I should start by apologizing for the lengthy absence I’ve taken but maybe that gives me an opportunity, albeit brief, to impart some wisdom before I get into the meat of what I want to say today.
Life is weird. I’m not exactly shedding light on any new ground there, for sure, but it’s a journey. We can get ourselves onto tremendous highs, lengthy plateaus, and deep lows, all within the series of months, weeks, days… Hell, seconds. Earlier this year, I’d say that I was finally reaching some highs. I got myself clean (again – and holding), found a solid relationship, friendships were good, I was creatively fulfilled… I can’t say that there was any one specific thing that wasn’t going the way I wanted it to. I’ve often found that those moments of peace and tranquility are where it falls apart but, this time, it didn’t. I was in a good place for quite awhile.
So, fast forward a few months, and I’m pretty much miserable, right? I hide it well, unless you’re one of my very close friends, but I’m generally a drag to be around or associate with. I try not to be but I find it hard to be anything but. I’m still clean, thankfully, for maybe the longest I have been in years, but otherwise, everything else has fallen apart.Without getting into particulars, I have been feeling horribly, horribly alone. I’ve lost relationships and friendships over the past several months, live by myself and don’t generally go places… Where others in this situation would choose to get themselves out to do things and break from the malaise, I’ve chosen isolation. It’s only been the past week or so that I’ve just driven myself to pull out of it. And that’s what brings me here.
Like any journey, the road has many exits and you often know where you want to go but get lost along the way, right? This is my last detour, it has to be. Isolation isn’t healthy, or rewarding, and will only serve to send you further into a spiral. I’m choosing a different exit (to continue the dorky driving analogy.)
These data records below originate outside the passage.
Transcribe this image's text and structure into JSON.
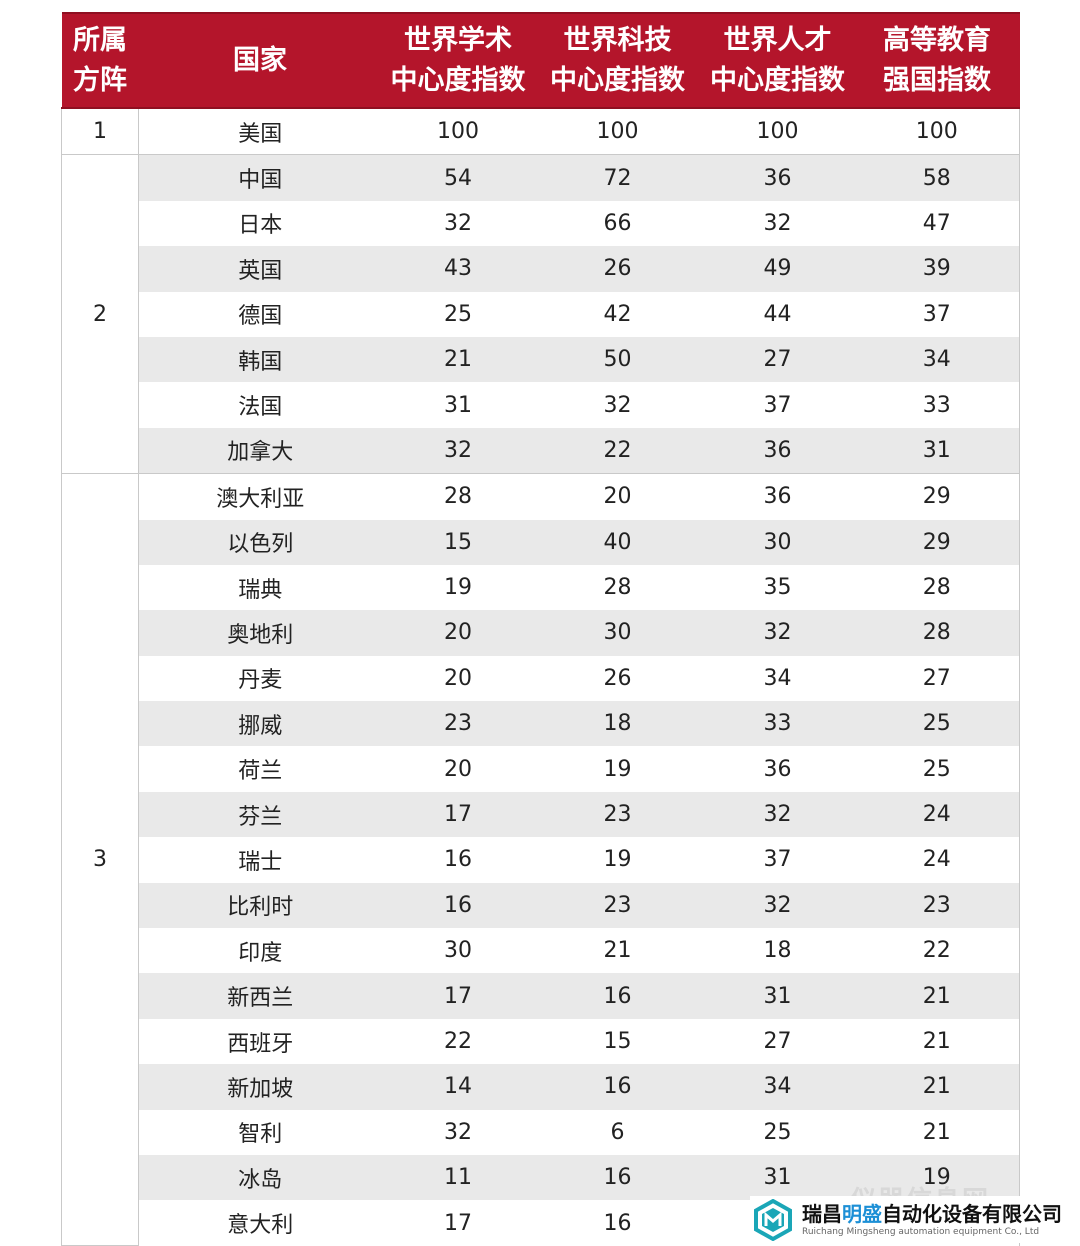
{
  "table": {
    "headers": {
      "group": [
        "所属",
        "方阵"
      ],
      "country": [
        "国家"
      ],
      "academic": [
        "世界学术",
        "中心度指数"
      ],
      "tech": [
        "世界科技",
        "中心度指数"
      ],
      "talent": [
        "世界人才",
        "中心度指数"
      ],
      "education": [
        "高等教育",
        "强国指数"
      ]
    },
    "groups": [
      {
        "label": "1",
        "rows": [
          {
            "country": "美国",
            "academic": "100",
            "tech": "100",
            "talent": "100",
            "education": "100"
          }
        ]
      },
      {
        "label": "2",
        "rows": [
          {
            "country": "中国",
            "academic": "54",
            "tech": "72",
            "talent": "36",
            "education": "58"
          },
          {
            "country": "日本",
            "academic": "32",
            "tech": "66",
            "talent": "32",
            "education": "47"
          },
          {
            "country": "英国",
            "academic": "43",
            "tech": "26",
            "talent": "49",
            "education": "39"
          },
          {
            "country": "德国",
            "academic": "25",
            "tech": "42",
            "talent": "44",
            "education": "37"
          },
          {
            "country": "韩国",
            "academic": "21",
            "tech": "50",
            "talent": "27",
            "education": "34"
          },
          {
            "country": "法国",
            "academic": "31",
            "tech": "32",
            "talent": "37",
            "education": "33"
          },
          {
            "country": "加拿大",
            "academic": "32",
            "tech": "22",
            "talent": "36",
            "education": "31"
          }
        ]
      },
      {
        "label": "3",
        "rows": [
          {
            "country": "澳大利亚",
            "academic": "28",
            "tech": "20",
            "talent": "36",
            "education": "29"
          },
          {
            "country": "以色列",
            "academic": "15",
            "tech": "40",
            "talent": "30",
            "education": "29"
          },
          {
            "country": "瑞典",
            "academic": "19",
            "tech": "28",
            "talent": "35",
            "education": "28"
          },
          {
            "country": "奥地利",
            "academic": "20",
            "tech": "30",
            "talent": "32",
            "education": "28"
          },
          {
            "country": "丹麦",
            "academic": "20",
            "tech": "26",
            "talent": "34",
            "education": "27"
          },
          {
            "country": "挪威",
            "academic": "23",
            "tech": "18",
            "talent": "33",
            "education": "25"
          },
          {
            "country": "荷兰",
            "academic": "20",
            "tech": "19",
            "talent": "36",
            "education": "25"
          },
          {
            "country": "芬兰",
            "academic": "17",
            "tech": "23",
            "talent": "32",
            "education": "24"
          },
          {
            "country": "瑞士",
            "academic": "16",
            "tech": "19",
            "talent": "37",
            "education": "24"
          },
          {
            "country": "比利时",
            "academic": "16",
            "tech": "23",
            "talent": "32",
            "education": "23"
          },
          {
            "country": "印度",
            "academic": "30",
            "tech": "21",
            "talent": "18",
            "education": "22"
          },
          {
            "country": "新西兰",
            "academic": "17",
            "tech": "16",
            "talent": "31",
            "education": "21"
          },
          {
            "country": "西班牙",
            "academic": "22",
            "tech": "15",
            "talent": "27",
            "education": "21"
          },
          {
            "country": "新加坡",
            "academic": "14",
            "tech": "16",
            "talent": "34",
            "education": "21"
          },
          {
            "country": "智利",
            "academic": "32",
            "tech": "6",
            "talent": "25",
            "education": "21"
          },
          {
            "country": "冰岛",
            "academic": "11",
            "tech": "16",
            "talent": "31",
            "education": "19"
          },
          {
            "country": "意大利",
            "academic": "17",
            "tech": "16",
            "talent": "",
            "education": ""
          }
        ]
      }
    ]
  },
  "footer": {
    "watermark": "仪器信息网",
    "company_prefix": "瑞昌",
    "company_highlight": "明盛",
    "company_suffix": "自动化设备有限公司",
    "company_en": "Ruichang Mingsheng automation equipment Co., Ltd",
    "colors": {
      "header_bg": "#b4152b",
      "logo_teal": "#1aa6b7",
      "highlight": "#1c8fd6"
    }
  }
}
So, if you’re in the same boat I am/was, let’s try it together. Challenge yourself, don’t rely on others pushing you, it’ll only build resentment. It has to begin at home. Here’s a small sample of what I’ve been pouring myself into the past week or two, a new web series concept that I’m calling “Quarterlife.” I hope to start getting some people together for a table read of sorts in the next few days and MAYBE film this pilot in the next month or so. I have other projects in the pipeline but this is what I wanted to share today because… Maybe my shitty, rambling, too many words story of months of depression can help someone else see there’s a channel for that energy. Find your channel, share it with the world.